Coup de théâtre sur la scène politique brésilienne. L’ancien président Luiz Inacio Lula da Silva peut désormais affronter Jair Bolsonaro à la présidentielle de 2022. Le juge de la Cour suprême Edson Fachin a en effet annulé toutes ses condamnations pour corruption et l’a rétabli dans ses droits politiques. Si Lula apparaît comme le candidat le plus sérieux pour contrer la polarisation menée depuis deux ans par Bolsonaro, une nouvelle candidature du leader de la gauche serait aussi un échec pour le Brésil, incapable de trouver une nouvelle ligne politique stable et efficace depuis une décennie.
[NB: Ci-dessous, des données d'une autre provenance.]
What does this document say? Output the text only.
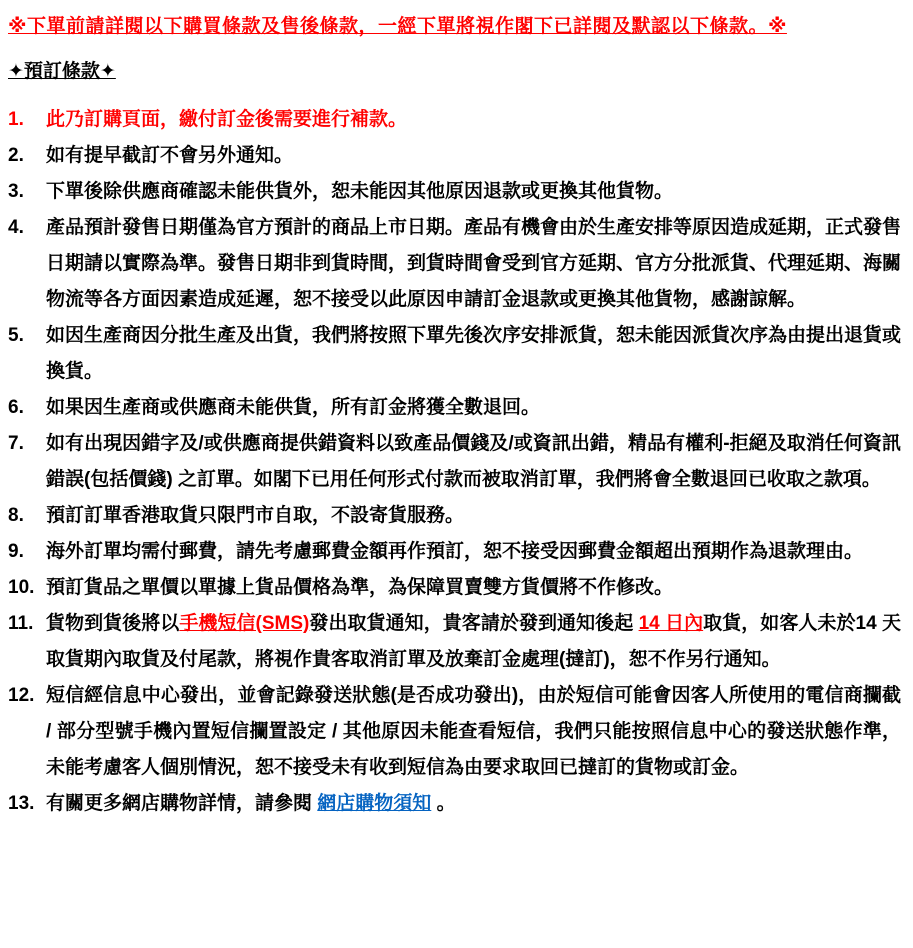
※下單前請詳閱以下購買條款及售後條款，一經下單將視作閣下已詳閱及默認以下條款。※
✦預訂條款✦
1.	此乃訂購頁面，繳付訂金後需要進行補款。
2.	如有提早截訂不會另外通知。
3.	下單後除供應商確認未能供貨外，恕未能因其他原因退款或更換其他貨物。
4.	產品預計發售日期僅為官方預計的商品上市日期。產品有機會由於生產安排等原因造成延期，正式發售日期請以實際為準。發售日期非到貨時間，到貨時間會受到官方延期、官方分批派貨、代理延期、海關物流等各方面因素造成延遲，恕不接受以此原因申請訂金退款或更換其他貨物，感謝諒解。
5.	如因生產商因分批生產及出貨，我們將按照下單先後次序安排派貨，恕未能因派貨次序為由提出退貨或換貨。
6.	如果因生產商或供應商未能供貨，所有訂金將獲全數退回。
7.	如有出現因錯字及/或供應商提供錯資料以致產品價錢及/或資訊出錯，精品有權利-拒絕及取消任何資訊錯誤(包括價錢) 之訂單。如閣下已用任何形式付款而被取消訂單，我們將會全數退回已收取之款項。
8.	預訂訂單香港取貨只限門市自取，不設寄貨服務。
9.	海外訂單均需付郵費，請先考慮郵費金額再作預訂，恕不接受因郵費金額超出預期作為退款理由。
10. 預訂貨品之單價以單據上貨品價格為準，為保障買賣雙方貨價將不作修改。
11. 貨物到貨後將以手機短信(SMS)發出取貨通知，貴客請於發到通知後起 14 日內取貨，如客人未於14 天取貨期內取貨及付尾款，將視作貴客取消訂單及放棄訂金處理(撻訂)，恕不作另行通知。
12. 短信經信息中心發出，並會記錄發送狀態(是否成功發出)，由於短信可能會因客人所使用的電信商攔截 / 部分型號手機內置短信攔置設定 / 其他原因未能查看短信，我們只能按照信息中心的發送狀態作準，未能考慮客人個別情況，恕不接受未有收到短信為由要求取回已撻訂的貨物或訂金。
13. 有關更多網店購物詳情，請參閱 網店購物須知 。
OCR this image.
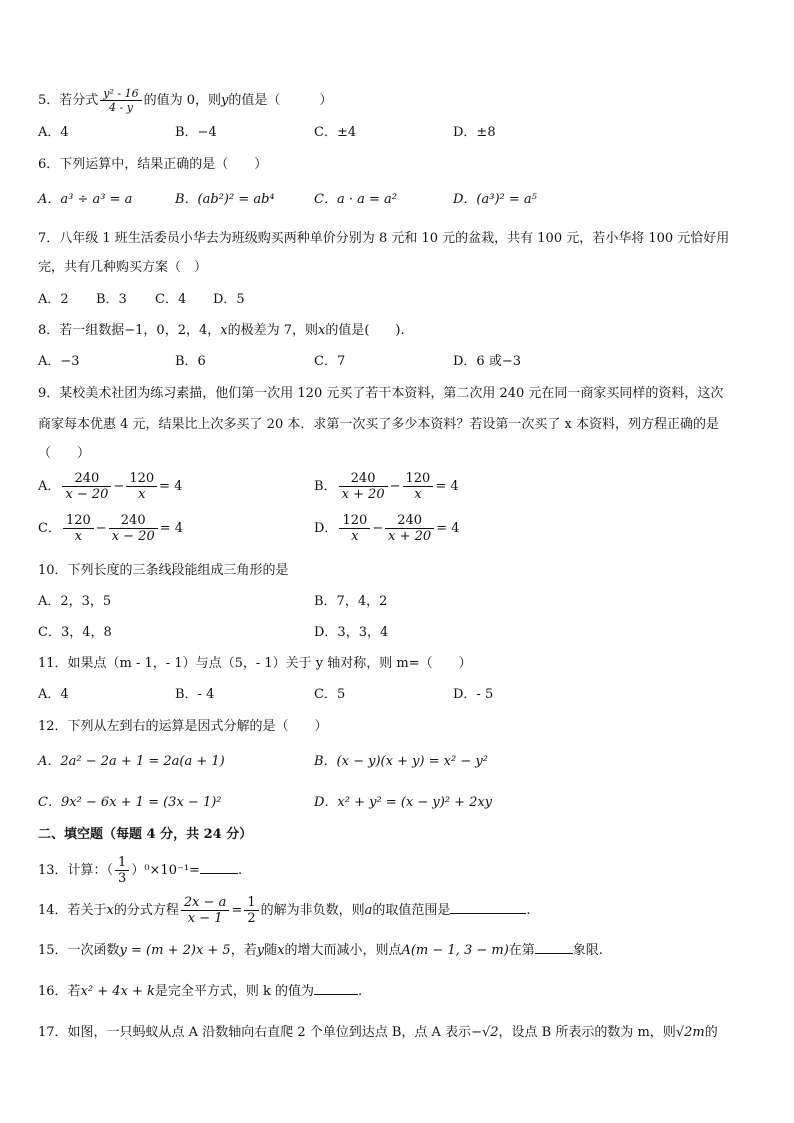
5．若分式 $\frac{\text{y² - 16}}{4 - y}$ 的值为 0，则y的值是（　　　）
A．4	B．−4	C．±4	D．±8
6．下列运算中，结果正确的是（　　）
A．a³ ÷ a³ = a	B．(ab²)² = ab⁴	C．a · a = a²	D．(a³)² = a⁵
7．八年级 1 班生活委员小华去为班级购买两种单价分别为 8 元和 10 元的盆栽，共有 100 元，若小华将 100 元恰好用
完，共有几种购买方案（　）
A．2 B．3 C．4 D．5
8．若一组数据−1，0，2，4，x的极差为 7，则x的值是(　　).
A．−3	B．6	C．7	D．6 或−3
9．某校美术社团为练习素描，他们第一次用 120 元买了若干本资料，第二次用 240 元在同一商家买同样的资料，这次
商家每本优惠 4 元，结果比上次多买了 20 本．求第一次买了多少本资料？若设第一次买了 x 本资料，列方程正确的是
（　　）
A． $\frac{240}{x - 20} - \frac{120}{x} = 4$	B． $\frac{240}{x + 20} - \frac{120}{x} = 4$
C． $\frac{120}{x} - \frac{240}{x - 20} = 4$	D． $\frac{120}{x} - \frac{240}{x + 20} = 4$
10．下列长度的三条线段能组成三角形的是
A．2，3，5	B．7，4，2
C．3，4，8	D．3，3，4
11．如果点（m - 1，- 1）与点（5，- 1）关于 y 轴对称，则 m=（　　）
A．4	B．- 4	C．5	D．- 5
12．下列从左到右的运算是因式分解的是（　　）
A．2a² − 2a + 1 = 2a(a + 1)	B．(x − y)(x + y) = x² − y²
C．9x² − 6x + 1 = (3x − 1)²	D．x² + y² = (x − y)² + 2xy
二、填空题（每题 4 分，共 24 分）
13．计算：（ $\frac{1}{3} )^0\times 10^{-1}=$	.
14．若关于x的分式方程 $\frac{2x - a}{x - 1} = \frac{1}{2}$ 的解为非负数，则a的取值范围是	.
15．一次函数y = (m + 2)x + 5，若y随x的增大而减小，则点A(m − 1, 3 − m)在第	象限.
16．若x² + 4x + k是完全平方式，则 k 的值为	.
17．如图，一只蚂蚁从点 A 沿数轴向右直爬 2 个单位到达点 B，点 A 表示−√2，设点 B 所表示的数为 m，则√2m的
Lula, seule alternative crédible à Bolsonaro

Evidemment, le retour de Lula sur la scène politique est une perspective salutaire pour les Brésiliens. Alors que la crise sanitaire se rajoute au saccage démocratique et environnemental mené par Bolsonaro, se rappeler du Brésil dirigé par Lula entre 2003 et 2011 est une douce pensée. Mettre en avant une politique de lutte contre l’inflation tout en menant dans le pays de véritables mesures contre la pauvreté, voilà ce qui a permis au Brésil de s’affirmer comme une figure de proue des pays émergents; et voilà ce qui doit permettre au Brésil de retrouver sa stabilité.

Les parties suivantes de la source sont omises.